Um outro amigo o convenceu de que abrir um jornal era um ótimo negócio, além de trazer um certo status de importância social para ele. Rufino gostou da ideia, tanto que não somente comprou um jornal comunitário brasileiro que já circulava como também decidiu que compraria uma rotativa para imprimi-lo e também os jornais concorrentes. Mas ele não sabia que a rotativa precisava de um grande espaço para ser montada, que teriam de vir operadores especializados, tinha que ter papel, tinta e passar por manutenção permanente. E nem que os jornais concorrentes não iriam imprimir na gráfica de um concorrente, é claro. A rotativa, comprada usada, imprimiu umas duas ou três edições do seu jornal e travou para sempre. Virou sucata e o jornal fechou.

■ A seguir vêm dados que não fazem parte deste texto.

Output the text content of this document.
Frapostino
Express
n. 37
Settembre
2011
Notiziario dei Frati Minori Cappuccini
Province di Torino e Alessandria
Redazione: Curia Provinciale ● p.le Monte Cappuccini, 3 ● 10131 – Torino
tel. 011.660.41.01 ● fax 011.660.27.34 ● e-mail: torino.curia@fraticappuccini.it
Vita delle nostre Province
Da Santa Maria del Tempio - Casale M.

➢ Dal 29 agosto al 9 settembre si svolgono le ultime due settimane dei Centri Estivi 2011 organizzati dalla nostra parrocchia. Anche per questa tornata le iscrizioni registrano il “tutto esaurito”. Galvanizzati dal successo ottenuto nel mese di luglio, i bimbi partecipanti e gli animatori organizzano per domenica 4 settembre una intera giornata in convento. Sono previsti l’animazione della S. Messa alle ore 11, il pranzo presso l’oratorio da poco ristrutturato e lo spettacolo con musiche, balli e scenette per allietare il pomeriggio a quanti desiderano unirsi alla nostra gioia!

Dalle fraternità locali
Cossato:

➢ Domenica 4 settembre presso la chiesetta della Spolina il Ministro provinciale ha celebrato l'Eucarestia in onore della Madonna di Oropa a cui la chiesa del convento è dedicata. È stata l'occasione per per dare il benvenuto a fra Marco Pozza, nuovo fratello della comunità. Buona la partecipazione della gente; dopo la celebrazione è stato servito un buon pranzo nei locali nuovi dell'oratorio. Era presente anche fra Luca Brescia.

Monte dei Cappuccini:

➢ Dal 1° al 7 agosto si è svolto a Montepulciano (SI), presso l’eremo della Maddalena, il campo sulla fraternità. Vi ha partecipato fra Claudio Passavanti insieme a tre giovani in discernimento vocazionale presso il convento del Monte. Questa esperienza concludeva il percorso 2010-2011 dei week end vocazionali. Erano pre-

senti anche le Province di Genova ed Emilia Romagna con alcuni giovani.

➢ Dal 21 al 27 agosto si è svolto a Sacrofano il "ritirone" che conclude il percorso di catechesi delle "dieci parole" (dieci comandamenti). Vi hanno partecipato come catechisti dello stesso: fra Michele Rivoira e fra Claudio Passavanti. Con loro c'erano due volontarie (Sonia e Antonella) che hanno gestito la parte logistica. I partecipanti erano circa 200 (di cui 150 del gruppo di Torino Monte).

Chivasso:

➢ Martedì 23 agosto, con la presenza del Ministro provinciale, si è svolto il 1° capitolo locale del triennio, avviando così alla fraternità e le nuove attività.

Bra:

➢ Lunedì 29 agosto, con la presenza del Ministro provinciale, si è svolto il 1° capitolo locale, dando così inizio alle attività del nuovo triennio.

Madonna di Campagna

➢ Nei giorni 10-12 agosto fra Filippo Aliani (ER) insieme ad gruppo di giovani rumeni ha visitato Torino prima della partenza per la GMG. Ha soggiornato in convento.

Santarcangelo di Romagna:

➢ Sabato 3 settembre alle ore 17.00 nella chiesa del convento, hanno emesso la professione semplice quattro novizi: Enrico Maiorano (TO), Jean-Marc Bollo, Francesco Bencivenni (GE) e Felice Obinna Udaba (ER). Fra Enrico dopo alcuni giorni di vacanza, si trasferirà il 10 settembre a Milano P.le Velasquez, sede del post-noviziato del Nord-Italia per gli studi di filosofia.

A essa altura já havia escoado um tanto da bolada que lhe caiu nas costas. Generoso, Rufino pagava rodadas e mais rodadas para os amigos nos botequins brazucas da região, dava churrascos homéricos na sua grande casa de Parkland, patrocinava shows de artistas sertanejos vindos do Brasil e pagava o dízimo a pelo menos cinco igrejas evangélicas. E ia embromando a família em Minas, prometendo uma volta breve, com muitos milhões a mais no bolso.

Apesar dos prejuízos, ainda tinha algum dinheiro. Um terceiro amigo, corretor de imóveis, lhe garantiu que o caminho dos milhões nos Estados Unidos estava no real estate, o mercado imobiliário. E a grande oportunidade ficava na cidade de Port Saint Lucie, acima de West Palm Beach, onde as casas se valorizavam mais rápido do que eram construídas. Rufino foi lá conferir. Ficou encantado e comprou três casas de uma canetada só, para alegria do amigo corretor. Durante alguns meses viu o patrimônio crescer, com as casas valorizando como previsto. Mas a bolha imobiliária estourou de repente em 2008 e, atônito, Rufino viu a crise consumir quase todo o valor dos seus imóveis, incluindo a casa de Parkland. Atolado em prejuízo, vendeu tudo e tentou juntar os cacos do seu patrimônio, então reduzido a uma sombra do valor inicial. Mesmo assim, ainda era uma grana razoável. Rufino resolveu acabar de vez com aquela vida de empresário. Voltaria com o dinheiro para o Brasil e compraria uma boa casa por lá, como era o plano inicial.

Um quarto amigo, entretanto, o convenceu para mais uma tentativa. Dessa vez era tiro certo: um restaurante brasileiro super popular, com freguesia firme, que o próprio Rufino frequentava e testemunhava o sucesso. Seduzido, usou seus últimos dólares para comprar o negócio. Mas ele não entendia nada de restaurantes, de compras, mantimentos, limpeza, cozinheiros, garçons e garçonetes, e ainda por cima o negócio dependia muito da popularidade do dono anterior. A freguesia rareou, a casa minguou e Rufino amargou seu último e definitivo prejuízo.

Novamente pobre e agora também inválido, restou-lhe a caridade de alguns amigos verdadeiros, que fizeram uma vaquinha e lhe compraram uma passagem de volta para o Brasil.

E nunca mais se ouviu falar de Juca Rufino por aqui.